Arguments against my arguments against feed-in tarriffs

Since my goal is not really to try to convince people of my point of view as much as measure it against my own logic, I think it is time to look at it from the opposite angle for a little while.

Valid points made against me:

- Take up has been at a higher percentage in the country than the city - This does not mean that more actual generation capacity or instalments are in the country than the city, but it still is counter-intuitive and thus an important counterpoint against my arguments. It means more money disproportionately to the country than the city, which makes a nice change.

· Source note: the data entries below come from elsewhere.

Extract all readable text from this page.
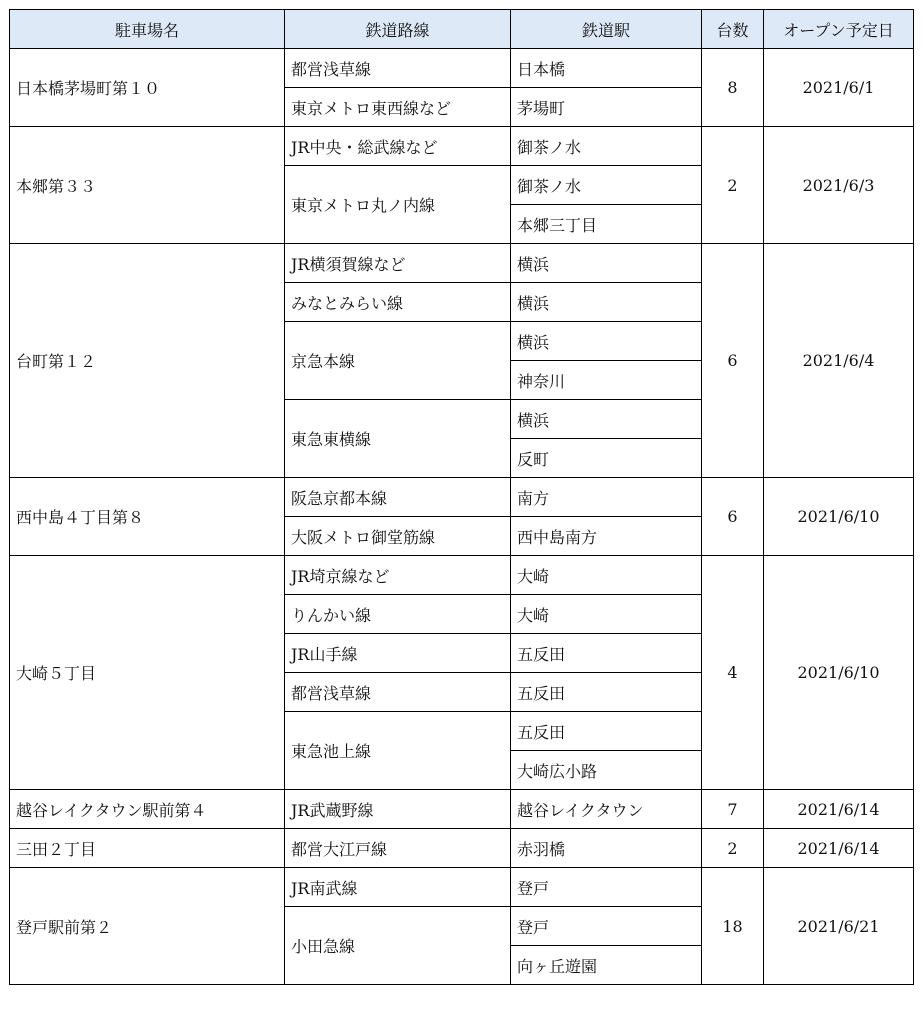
駐車場名	鉄道路線	鉄道駅	台数	オープン予定日
日本橋茅場町第１０	都営浅草線	日本橋	8	2021/6/1
	東京メトロ東西線など	茅場町		
本郷第３３	JR中央・総武線など	御茶ノ水	2	2021/6/3
	東京メトロ丸ノ内線	御茶ノ水		
		本郷三丁目		
台町第１２	JR横須賀線など	横浜	6	2021/6/4
	みなとみらい線	横浜		
	京急本線	横浜		
		神奈川		
	東急東横線	横浜		
		反町		
西中島４丁目第８	阪急京都本線	南方	6	2021/6/10
	大阪メトロ御堂筋線	西中島南方		
大崎５丁目	JR埼京線など	大崎	4	2021/6/10
	りんかい線	大崎		
	JR山手線	五反田		
	都営浅草線	五反田		
	東急池上線	五反田		
		大崎広小路		
越谷レイクタウン駅前第４	JR武蔵野線	越谷レイクタウン	7	2021/6/14
三田２丁目	都営大江戸線	赤羽橋	2	2021/6/14
登戸駅前第２	JR南武線	登戸	18	2021/6/21
	小田急線	登戸		
		向ヶ丘遊園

- It is development of "power stations" by stealth, avoiding the red tape, delays and NIMBYISM associated in building bigger more efficient (even renewable) ones. If we are looking at generation capacity added per day, with this surge it is quite reasonable amount but spread quite thinly accross the grid.

The biggest Marconomic counter-argument (so far unmentioned) is that this "subsidy" is more similar to the Brazilian ethanol subsidy, and even in some ways similar to the incentives that built the railways in the US and the Managed Investment Schemes (MIS) in Australia that enabled mass planting of a plethora of long term crops such as olives and timber.

The thing that works about these subsidies (whereas European agricultural ones don't) is that the subsidies have leaked a great deal to what would pass as infrastructure. Whereas if the government said they were going to spend $32 Billion over 10 years on solar electric base power stations around the country, it would be voted down, while if we spend the equivalent of $100 billion extra (compared to what we would have with the status quo) Neatly packaged and spread across various risk profiles, REC's and individual investments, people would go along with it.

The Brazilian ethanol subsidy money leaked through to private companies which built efficient ethanol generation and trading infrastructure. The Companies that funded the railway booms became bankrupt, but the railways are still there. The MIS funds are much maligned but they have generated a large "infrastructure" of trees closer to generating income. The German feed-in tarriffs have been incredibly expensive for what they have achieved, and completely distorted the market. However, the result appears to be a semblance of infrastructure. Australia is not repeating the mistakes of Germany, by having a honeymoon period of high tariffs rapidly reducing over a few years, the subsidy portion *may* be temporary, and the constant shifting of the goalposts mean that any tariff regime will not breed dependence on the tariffs from solar panel owners. They already know that they can't count on them being that generous for more than a couple of years.

With all these "infrastructures" built from subsidy money rather than directly, it still is somewhat controlled by the Government(indirectly through the actions of the subsidies), and can possibly fit into the rule of thumb that Governments should own infrastructure, but it usually is a very tenuous control.